Here, the use of the mails and wires was related to the fraudulent scheme and necessary to execute it. Defendants mailed documents to insurance companies to enter into contracts for the purpose of later submitting fraudulent claims. (Docket No. 69 at pp. 12-16.) Furthermore, defendants submitted claims for reimbursement through e-mail to solicit payment for services provided by PRMEG, which was the goal of the scheme. Id. at p. 33. Not only did these communications involve affirmative misrepresentations, none of these communications was required to be false to satisfy the use of the mails and wire element of mail and wire fraud. See Schmuck, 489 U.S. at 715; Martin, 228 F.3d at 16.

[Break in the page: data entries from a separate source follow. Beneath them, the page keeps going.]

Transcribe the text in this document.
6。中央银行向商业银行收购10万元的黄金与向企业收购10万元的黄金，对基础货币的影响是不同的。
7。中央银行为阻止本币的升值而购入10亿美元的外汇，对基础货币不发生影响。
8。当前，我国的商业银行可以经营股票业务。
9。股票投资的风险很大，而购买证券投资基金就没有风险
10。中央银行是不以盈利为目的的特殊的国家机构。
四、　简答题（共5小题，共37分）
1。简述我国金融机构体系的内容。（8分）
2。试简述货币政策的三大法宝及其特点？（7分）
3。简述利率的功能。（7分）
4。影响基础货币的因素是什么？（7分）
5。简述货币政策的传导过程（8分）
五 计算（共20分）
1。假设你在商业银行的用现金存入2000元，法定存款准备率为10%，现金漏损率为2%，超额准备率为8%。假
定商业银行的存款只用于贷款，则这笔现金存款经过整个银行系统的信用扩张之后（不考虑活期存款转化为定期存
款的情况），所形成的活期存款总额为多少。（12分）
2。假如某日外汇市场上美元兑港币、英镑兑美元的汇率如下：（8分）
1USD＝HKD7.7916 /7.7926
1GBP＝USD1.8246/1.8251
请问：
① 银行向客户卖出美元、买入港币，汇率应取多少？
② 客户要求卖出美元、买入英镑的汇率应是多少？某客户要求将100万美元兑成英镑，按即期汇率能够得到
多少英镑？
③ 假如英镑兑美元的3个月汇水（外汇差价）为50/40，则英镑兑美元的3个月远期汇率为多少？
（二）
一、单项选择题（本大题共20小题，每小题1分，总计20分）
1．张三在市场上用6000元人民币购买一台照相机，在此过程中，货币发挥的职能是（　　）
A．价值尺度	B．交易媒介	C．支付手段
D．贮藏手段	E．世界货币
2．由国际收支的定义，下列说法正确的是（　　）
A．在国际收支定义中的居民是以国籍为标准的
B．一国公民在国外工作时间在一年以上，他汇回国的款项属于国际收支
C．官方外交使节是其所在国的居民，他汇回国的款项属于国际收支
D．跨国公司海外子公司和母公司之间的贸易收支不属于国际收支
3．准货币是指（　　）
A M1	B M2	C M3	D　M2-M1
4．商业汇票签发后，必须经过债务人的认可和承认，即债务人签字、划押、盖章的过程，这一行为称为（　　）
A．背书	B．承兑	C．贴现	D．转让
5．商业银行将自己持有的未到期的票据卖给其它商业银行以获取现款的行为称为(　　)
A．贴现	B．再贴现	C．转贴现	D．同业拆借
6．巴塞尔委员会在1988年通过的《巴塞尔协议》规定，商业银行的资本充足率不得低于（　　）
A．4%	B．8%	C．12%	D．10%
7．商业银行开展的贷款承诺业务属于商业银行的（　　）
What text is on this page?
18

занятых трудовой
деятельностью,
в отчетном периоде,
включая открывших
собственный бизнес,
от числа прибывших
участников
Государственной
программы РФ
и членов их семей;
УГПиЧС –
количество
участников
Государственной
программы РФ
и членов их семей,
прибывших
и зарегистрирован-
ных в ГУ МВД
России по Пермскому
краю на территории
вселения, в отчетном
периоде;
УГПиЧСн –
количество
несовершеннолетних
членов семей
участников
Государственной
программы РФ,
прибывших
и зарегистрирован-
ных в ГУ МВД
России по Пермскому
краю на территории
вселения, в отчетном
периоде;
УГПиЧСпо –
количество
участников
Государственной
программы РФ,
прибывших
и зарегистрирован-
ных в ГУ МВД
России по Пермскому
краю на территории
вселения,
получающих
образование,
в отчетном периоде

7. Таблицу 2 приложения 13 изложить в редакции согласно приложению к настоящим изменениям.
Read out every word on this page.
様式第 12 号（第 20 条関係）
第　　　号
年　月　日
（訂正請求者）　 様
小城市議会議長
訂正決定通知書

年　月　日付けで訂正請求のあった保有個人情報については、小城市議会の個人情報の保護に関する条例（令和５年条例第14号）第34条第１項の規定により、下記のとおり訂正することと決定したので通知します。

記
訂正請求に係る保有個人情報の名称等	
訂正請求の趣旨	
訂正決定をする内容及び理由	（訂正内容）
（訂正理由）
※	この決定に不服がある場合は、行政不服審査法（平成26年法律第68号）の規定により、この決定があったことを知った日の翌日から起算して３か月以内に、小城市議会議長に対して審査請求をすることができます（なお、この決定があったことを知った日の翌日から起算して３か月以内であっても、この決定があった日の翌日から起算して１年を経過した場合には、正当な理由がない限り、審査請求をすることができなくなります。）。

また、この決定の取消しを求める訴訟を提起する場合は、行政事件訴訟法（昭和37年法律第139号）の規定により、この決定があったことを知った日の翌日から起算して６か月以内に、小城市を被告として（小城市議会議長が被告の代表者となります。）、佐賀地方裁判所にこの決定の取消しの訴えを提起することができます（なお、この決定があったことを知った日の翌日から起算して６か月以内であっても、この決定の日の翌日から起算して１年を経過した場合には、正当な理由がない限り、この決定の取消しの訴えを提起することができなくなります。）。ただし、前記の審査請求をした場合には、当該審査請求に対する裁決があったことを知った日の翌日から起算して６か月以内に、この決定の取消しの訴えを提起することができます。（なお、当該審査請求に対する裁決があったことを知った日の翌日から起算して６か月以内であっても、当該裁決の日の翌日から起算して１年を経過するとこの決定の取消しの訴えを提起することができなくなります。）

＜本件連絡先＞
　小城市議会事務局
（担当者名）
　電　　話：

Thus, defendants' motion to dismiss PRMEG's 1962(c) RICO claim for failing to allege the use of the mails and wires in furtherance of a fraudulent scheme is DENIED.
B. Puerto Rico Law Claims
Defendants finally argue that, if PRMEG's federal claims are dismissed, the Court should decline to exercise supplemental jurisdiction over its Puerto Rico law claims. (Docket No. 84 at pp. 9-11.) Because PRMEG's section 1962(c) federal RICO claim remains and grounds jurisdiction, defendants' motion to dismiss the Puerto Rico law claims is DENIED.
V. CONCLUSION
For the reasons discussed above, defendants' motion to dismiss, (Docket No. 84), is DENIED.
IT IS SO ORDERED.
San Juan, Puerto Rico, June 16, 2016.